Deux semaines s'étaient écoulées depuis qu'elle avait taché son gilet préféré en voulant faire cuire de la sauce bolognaise... et tout ce en quoi elle croyait avait changé. Elle se dirigea vers son téléphone, et composa le numéro de Camille, avant de laisser échapper un juron.

Pas de tonalité. Les légumes devaient avoir coupé les lignes téléphoniques. Elle ne pouvait donc pas joindre son amie. Quelle importance, après tout ? Elles seraient bientôt réunies. Elle devait juste attendre quelques heures. Elle devait juste attendre que la nuit tombe.

*****

Camille se préparait. Il faisait déjà sombre dehors. Elle se revêtit d’un imperméable noir, pour passer aussi inaperçue que possible. Puis, en soupirant, elle attrapa un pique à brochette que Nina avait réussi à rallonger. Avec ça, elle pourrait tenir les légumes à distance… Ou les attaquer si nécessaire. Elle prit quand même un couteau, par précautions. Puis elle sortit, en vérifiant auparavant que ses parents était suffisamment endormis pour se rendre compte de sa disparition.

Elle détestait leur cacher ce qu’elle faisait, mais ils n’auraient pas compris, et elle ne voulait pas s’entendre dire que l’armée était là pour ça. Les soldats qui patrouillaient dans les rues ne savaient rien. Ils essayaient simplement de protéger la ville… et là encore, ils ne réussissaient pas.

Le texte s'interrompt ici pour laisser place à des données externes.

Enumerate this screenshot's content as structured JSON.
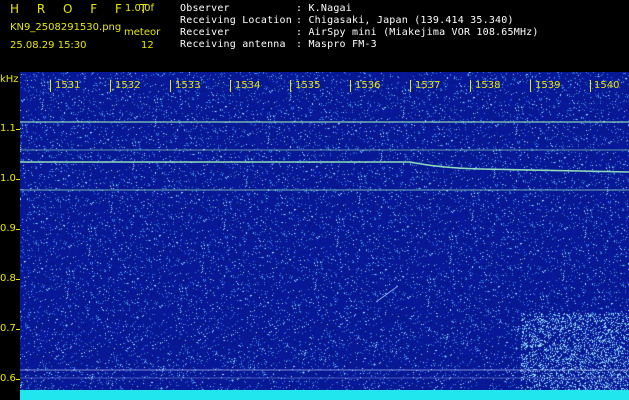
{
  "header": {
    "title": "H R O F F T",
    "version": "1.0.0f",
    "filename": "KN9_2508291530.png",
    "datetime": "25.08.29 15:30",
    "meteor_label": "meteor",
    "meteor_count": "12"
  },
  "info": {
    "rows": [
      {
        "label": "Observer",
        "value": ": K.Nagai"
      },
      {
        "label": "Receiving Location",
        "value": ": Chigasaki, Japan (139.414 35.340)"
      },
      {
        "label": "Receiver",
        "value": ": AirSpy mini (Miakejima VOR 108.65MHz)"
      },
      {
        "label": "Receiving antenna",
        "value": ": Maspro FM-3"
      }
    ]
  },
  "axis": {
    "unit": "kHz",
    "y_ticks": [
      "1.1",
      "1.0",
      "0.9",
      "0.8",
      "0.7",
      "0.6"
    ],
    "x_ticks": [
      "1531",
      "1532",
      "1533",
      "1534",
      "1535",
      "1536",
      "1537",
      "1538",
      "1539",
      "1540"
    ]
  },
  "colors": {
    "accent": "#e8e800",
    "background": "#0a1a8a",
    "signal": "#9cf0c0",
    "baseline": "#21e6ee"
  }
}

Elle descendit silencieusement les escaliers, et se retrouva dehors. Elle se mit alors à courir, tout en tentant de rester dans l’ombre au maximum. Si quelqu’un la voyait, elle aurait quelques ennuis. Elle se le répétait à chacune de ses sorties nocturnes, mais, malgré l’habitude, la peur lui tiraillait l’estomac.

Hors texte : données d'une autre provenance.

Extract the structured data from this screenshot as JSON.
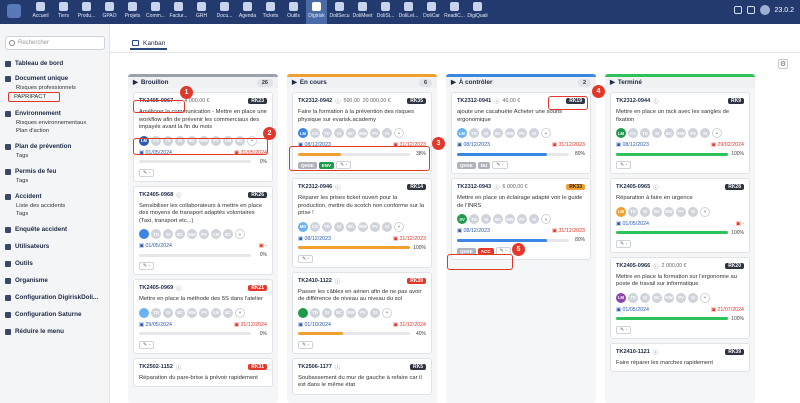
{
  "topbar": {
    "items": [
      "Accueil",
      "Tiers",
      "Produ...",
      "GPAO",
      "Projets",
      "Comm...",
      "Factur...",
      "GRH",
      "Docu...",
      "Agenda",
      "Tickets",
      "Outils",
      "Digirisk",
      "DoliSecu",
      "DoliMeet",
      "DoliSt...",
      "DoliLet...",
      "DoliCar",
      "ReadiC...",
      "DigiQuali"
    ],
    "active_index": 12,
    "version": "23.0.2"
  },
  "sidebar": {
    "search_placeholder": "Rechercher",
    "menu": [
      {
        "label": "Tableau de bord",
        "type": "main"
      },
      {
        "label": "Document unique",
        "type": "main"
      },
      {
        "label": "Risques professionnels",
        "type": "sub"
      },
      {
        "label": "PAPRIPACT",
        "type": "sub",
        "selected": true
      },
      {
        "label": "Environnement",
        "type": "main"
      },
      {
        "label": "Risques environnementaux",
        "type": "sub"
      },
      {
        "label": "Plan d'action",
        "type": "sub"
      },
      {
        "label": "Plan de prévention",
        "type": "main"
      },
      {
        "label": "Tags",
        "type": "sub"
      },
      {
        "label": "Permis de feu",
        "type": "main"
      },
      {
        "label": "Tags",
        "type": "sub"
      },
      {
        "label": "Accident",
        "type": "main"
      },
      {
        "label": "Liste des accidents",
        "type": "sub"
      },
      {
        "label": "Tags",
        "type": "sub"
      },
      {
        "label": "Enquête accident",
        "type": "main"
      },
      {
        "label": "Utilisateurs",
        "type": "main"
      },
      {
        "label": "Outils",
        "type": "main"
      },
      {
        "label": "Organisme",
        "type": "main"
      },
      {
        "label": "Configuration DigiriskDoli...",
        "type": "main"
      },
      {
        "label": "Configuration Saturne",
        "type": "main"
      },
      {
        "label": "Réduire le menu",
        "type": "main"
      }
    ]
  },
  "main": {
    "tab": "Kanban"
  },
  "colors": {
    "brouillon": "#9aa1ad",
    "encours": "#f0a030",
    "acontroler": "#3a86e0",
    "termine": "#2ec25a",
    "accent": "#e2382b"
  },
  "columns": [
    {
      "title": "Brouillon",
      "count": "26",
      "cards": [
        {
          "ref": "TK2405-0967",
          "amount": "4 000,00 €",
          "badge": "RK23",
          "badge_color": "dark",
          "text": "Améliorer la communication - Mettre en place une workflow afin de prévenir les commerciaux des impayés avant la fin du mois",
          "avatars": [
            "LM",
            "CG",
            "TD",
            "SI",
            "BC",
            "MW",
            "PV",
            "LM",
            "BC"
          ],
          "start": "01/05/2024",
          "end": "31/05/2024",
          "progress": 0,
          "pct": "0%"
        },
        {
          "ref": "TK2405-0968",
          "amount": "",
          "badge": "RK26",
          "badge_color": "dark",
          "text": "Sensibiliser les collaborateurs à mettre en place des moyens de transport adaptés volontaires (Taxi, transport etc...)",
          "avatars": [
            "",
            "TD",
            "SI",
            "BC",
            "MW",
            "PV",
            "LM",
            "BC"
          ],
          "start": "01/05/2024",
          "end": "-",
          "progress": 0,
          "pct": "0%"
        },
        {
          "ref": "TK2405-0969",
          "amount": "",
          "badge": "RK21",
          "badge_color": "red",
          "text": "Mettre en place la méthode des 5S dans l'atelier",
          "avatars": [
            "",
            "TD",
            "SI",
            "BC",
            "MW",
            "PV",
            "LM",
            "BC"
          ],
          "start": "29/05/2024",
          "end": "31/12/2024",
          "progress": 0,
          "pct": "0%"
        },
        {
          "ref": "TK2502-1152",
          "amount": "",
          "badge": "RK31",
          "badge_color": "red",
          "text": "Réparation du pare-brise à prévoir rapidement"
        }
      ]
    },
    {
      "title": "En cours",
      "count": "6",
      "cards": [
        {
          "ref": "TK2312-0942",
          "amount": "20 000,00 €",
          "amount2": "500,00",
          "badge": "RK35",
          "badge_color": "dark",
          "text": "Faire la formation à la prévention des risques physique sur evarisk.academy",
          "avatars": [
            "LM",
            "CG",
            "TD",
            "SI",
            "BC",
            "MW",
            "PV",
            "SI"
          ],
          "start": "08/12/2023",
          "end": "31/12/2023",
          "progress": 38,
          "pct": "38%",
          "tags": [
            {
              "t": "QHSE",
              "c": "grey"
            },
            {
              "t": "ENV",
              "c": "green"
            }
          ]
        },
        {
          "ref": "TK2312-0946",
          "amount": "",
          "badge": "RK14",
          "badge_color": "dark",
          "text": "Réparer les prises ticket ouvert pour la production, mettre du scotch non conforme sur la prise !",
          "avatars": [
            "MD",
            "CG",
            "TD",
            "SI",
            "BC",
            "MW",
            "PV",
            "SI"
          ],
          "start": "08/12/2023",
          "end": "31/12/2023",
          "progress": 100,
          "pct": "100%"
        },
        {
          "ref": "TK2410-1122",
          "amount": "",
          "badge": "RK39",
          "badge_color": "red",
          "text": "Passer les câbles en aérien afin de ne pas avoir de différence de niveau au niveau du sol",
          "avatars": [
            "",
            "TD",
            "SI",
            "BC",
            "MW",
            "PV",
            "SI"
          ],
          "start": "01/10/2024",
          "end": "31/12/2024",
          "progress": 40,
          "pct": "40%"
        },
        {
          "ref": "TK2506-1177",
          "amount": "",
          "badge": "RK5",
          "badge_color": "dark",
          "text": "Soubassement du mur de gauche à refaire car il est dans le même état"
        }
      ]
    },
    {
      "title": "À contrôler",
      "count": "2",
      "cards": [
        {
          "ref": "TK2312-0941",
          "amount": "40,00 €",
          "badge": "RK19",
          "badge_color": "dark",
          "text": "ajoute une cacahuète Acheter une souris ergonomique",
          "avatars": [
            "LM",
            "TD",
            "SI",
            "BC",
            "MW",
            "PV",
            "SI"
          ],
          "start": "08/12/2023",
          "end": "31/12/2023",
          "progress": 80,
          "pct": "80%",
          "tags": [
            {
              "t": "QHSE",
              "c": "grey"
            },
            {
              "t": "DU",
              "c": "grey"
            }
          ]
        },
        {
          "ref": "TK2312-0943",
          "amount": "6 000,00 €",
          "badge": "RK33",
          "badge_color": "orange",
          "text": "Mettre en place un éclairage adapté voir le guide de l'INRS",
          "avatars": [
            "SV",
            "TD",
            "SI",
            "BC",
            "MW",
            "PV",
            "SI"
          ],
          "start": "08/12/2023",
          "end": "31/12/2023",
          "progress": 80,
          "pct": "80%",
          "tags": [
            {
              "t": "QHSE",
              "c": "grey"
            },
            {
              "t": "ACC",
              "c": "red"
            }
          ]
        }
      ]
    },
    {
      "title": "Terminé",
      "count": "",
      "cards": [
        {
          "ref": "TK2312-0944",
          "amount": "",
          "badge": "RK9",
          "badge_color": "dark",
          "text": "Mettre en place un rack avec les sangles de fixation",
          "avatars": [
            "LM",
            "CG",
            "TD",
            "SI",
            "BC",
            "MW",
            "PV",
            "SI"
          ],
          "start": "08/12/2023",
          "end": "29/02/2024",
          "progress": 100,
          "pct": "100%"
        },
        {
          "ref": "TK2405-0965",
          "amount": "",
          "badge": "RK28",
          "badge_color": "dark",
          "text": "Réparation à faire en urgence",
          "avatars": [
            "LM",
            "TD",
            "SI",
            "BC",
            "MW",
            "PV",
            "SI"
          ],
          "start": "01/05/2024",
          "end": "-",
          "progress": 100,
          "pct": "100%"
        },
        {
          "ref": "TK2405-0966",
          "amount": "2 000,00 €",
          "badge": "RK20",
          "badge_color": "dark",
          "text": "Mettre en place la formation sur l'ergonomie au poste de travail sur informatique",
          "avatars": [
            "LM",
            "TD",
            "SI",
            "BC",
            "MW",
            "PV",
            "SI"
          ],
          "start": "01/05/2024",
          "end": "21/07/2024",
          "progress": 100,
          "pct": "100%"
        },
        {
          "ref": "TK2410-1121",
          "amount": "",
          "badge": "RK39",
          "badge_color": "dark",
          "text": "Faire réparer les marches rapidement"
        }
      ]
    }
  ],
  "annotations": [
    "1",
    "2",
    "3",
    "4",
    "5"
  ]
}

Lorsqu’elle arriva devant la porte de la maison où habitait Katie, et sourit, soulagée. Elle la contourna et frappa quelques coups à la porte qui se trouait derrière. Mais avant que son amie ait pu lui ouvrir, elle sentit une douleur s’insinuer dans son pied droit. Elle ne fut pas surprise. Le chemin s’était déroulé sans encombres, c’était forcément trop beau. Elle baissa les yeux et embrocha la courgette avec son pique. La porte s’ouvrit alors, et Camille demanda :
" On se fait une courgette grillée ?"

Katie lui sourit et la laissa entrer, et la jeune fille vit des cheveux verts se jeter vers elle.
" Nina ? Comment tu as fait pour arriver avant moi ?
- Je suis partie plus tôt, c'est tout !"

*****

Les trois filles étaient assises en cercle au milieu du garage, surchargé. De vieux cartons de déménagement traînaient sur les étagères et des vélos étaient entassés un peu partout. C'était le garage de la maison où Katie vivait, un des rares endroits où elles pouvaient se retrouver sans risquer de se faire arrêter par les soldats. La pièce ressemblait d'ailleurs beaucoup à la jeune fille : très bordélique.

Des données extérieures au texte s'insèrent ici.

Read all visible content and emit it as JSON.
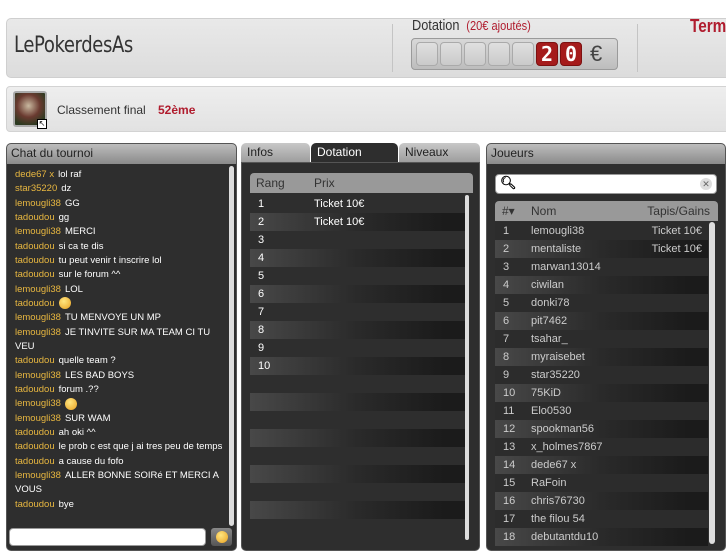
{
  "header": {
    "title": "LePokerdesAs",
    "dotation_label": "Dotation",
    "dotation_added": "(20€ ajoutés)",
    "digits": [
      "",
      "",
      "",
      "",
      "",
      "2",
      "0"
    ],
    "currency": "€",
    "status_partial": "Term"
  },
  "ranking": {
    "label": "Classement final",
    "value": "52ème"
  },
  "chat": {
    "title": "Chat du tournoi",
    "messages": [
      {
        "name": "dede67 x",
        "text": "lol raf"
      },
      {
        "name": "star35220",
        "text": "dz"
      },
      {
        "name": "lemougli38",
        "text": "GG"
      },
      {
        "name": "tadoudou",
        "text": "gg"
      },
      {
        "name": "lemougli38",
        "text": "MERCI"
      },
      {
        "name": "tadoudou",
        "text": "si ca te dis"
      },
      {
        "name": "tadoudou",
        "text": "tu peut venir t inscrire lol"
      },
      {
        "name": "tadoudou",
        "text": "sur le forum ^^"
      },
      {
        "name": "lemougli38",
        "text": "LOL"
      },
      {
        "name": "tadoudou",
        "text": "",
        "emoji": "tongue-emoji"
      },
      {
        "name": "lemougli38",
        "text": "TU MENVOYE UN MP"
      },
      {
        "name": "lemougli38",
        "text": "JE TINVITE SUR MA TEAM CI TU VEU"
      },
      {
        "name": "tadoudou",
        "text": "quelle team ?"
      },
      {
        "name": "lemougli38",
        "text": "LES BAD BOYS"
      },
      {
        "name": "tadoudou",
        "text": "forum .??"
      },
      {
        "name": "lemougli38",
        "text": "",
        "emoji": "grin-emoji"
      },
      {
        "name": "lemougli38",
        "text": "SUR WAM"
      },
      {
        "name": "tadoudou",
        "text": "ah oki ^^"
      },
      {
        "name": "tadoudou",
        "text": "le prob c est que j ai tres peu de temps"
      },
      {
        "name": "tadoudou",
        "text": "a cause du fofo"
      },
      {
        "name": "lemougli38",
        "text": "ALLER BONNE SOIRé ET MERCI A VOUS"
      },
      {
        "name": "tadoudou",
        "text": "bye"
      }
    ],
    "input_value": ""
  },
  "tabs": [
    {
      "label": "Infos",
      "active": false
    },
    {
      "label": "Dotation",
      "active": true
    },
    {
      "label": "Niveaux",
      "active": false
    }
  ],
  "dotation": {
    "headers": [
      "Rang",
      "Prix"
    ],
    "rows": [
      [
        "1",
        "Ticket 10€"
      ],
      [
        "2",
        "Ticket 10€"
      ],
      [
        "3",
        ""
      ],
      [
        "4",
        ""
      ],
      [
        "5",
        ""
      ],
      [
        "6",
        ""
      ],
      [
        "7",
        ""
      ],
      [
        "8",
        ""
      ],
      [
        "9",
        ""
      ],
      [
        "10",
        ""
      ]
    ]
  },
  "players": {
    "title": "Joueurs",
    "search_value": "",
    "headers": [
      "#▾",
      "Nom",
      "Tapis/Gains"
    ],
    "rows": [
      [
        "1",
        "lemougli38",
        "Ticket 10€"
      ],
      [
        "2",
        "mentaliste",
        "Ticket 10€"
      ],
      [
        "3",
        "marwan13014",
        ""
      ],
      [
        "4",
        "ciwilan",
        ""
      ],
      [
        "5",
        "donki78",
        ""
      ],
      [
        "6",
        "pit7462",
        ""
      ],
      [
        "7",
        "tsahar_",
        ""
      ],
      [
        "8",
        "myraisebet",
        ""
      ],
      [
        "9",
        "star35220",
        ""
      ],
      [
        "10",
        "75KiD",
        ""
      ],
      [
        "11",
        "Elo0530",
        ""
      ],
      [
        "12",
        "spookman56",
        ""
      ],
      [
        "13",
        "x_holmes7867",
        ""
      ],
      [
        "14",
        "dede67 x",
        ""
      ],
      [
        "15",
        "RaFoin",
        ""
      ],
      [
        "16",
        "chris76730",
        ""
      ],
      [
        "17",
        "the filou 54",
        ""
      ],
      [
        "18",
        "debutantdu10",
        ""
      ]
    ]
  }
}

" Attendez, les filles, je vais chercher quelque chose."

Ce devait être la vingtième fois qu'elle faussait compagnie à Nina et à Camille, et si ces dernières ne l'avaient pas aussi bien connue, elles se seraient certainement posé des questions. Mais en vérité, Katie ne faisait qu'aller chercher divers objets donc elles avaient besoin, au fur et à mesure : Lampes, nourriture, boissons, musique,... Elle n'avait jamais fini. En effet, elle n'avait jamais été capable de penser à tout ce qu'il lui fallait en même temps.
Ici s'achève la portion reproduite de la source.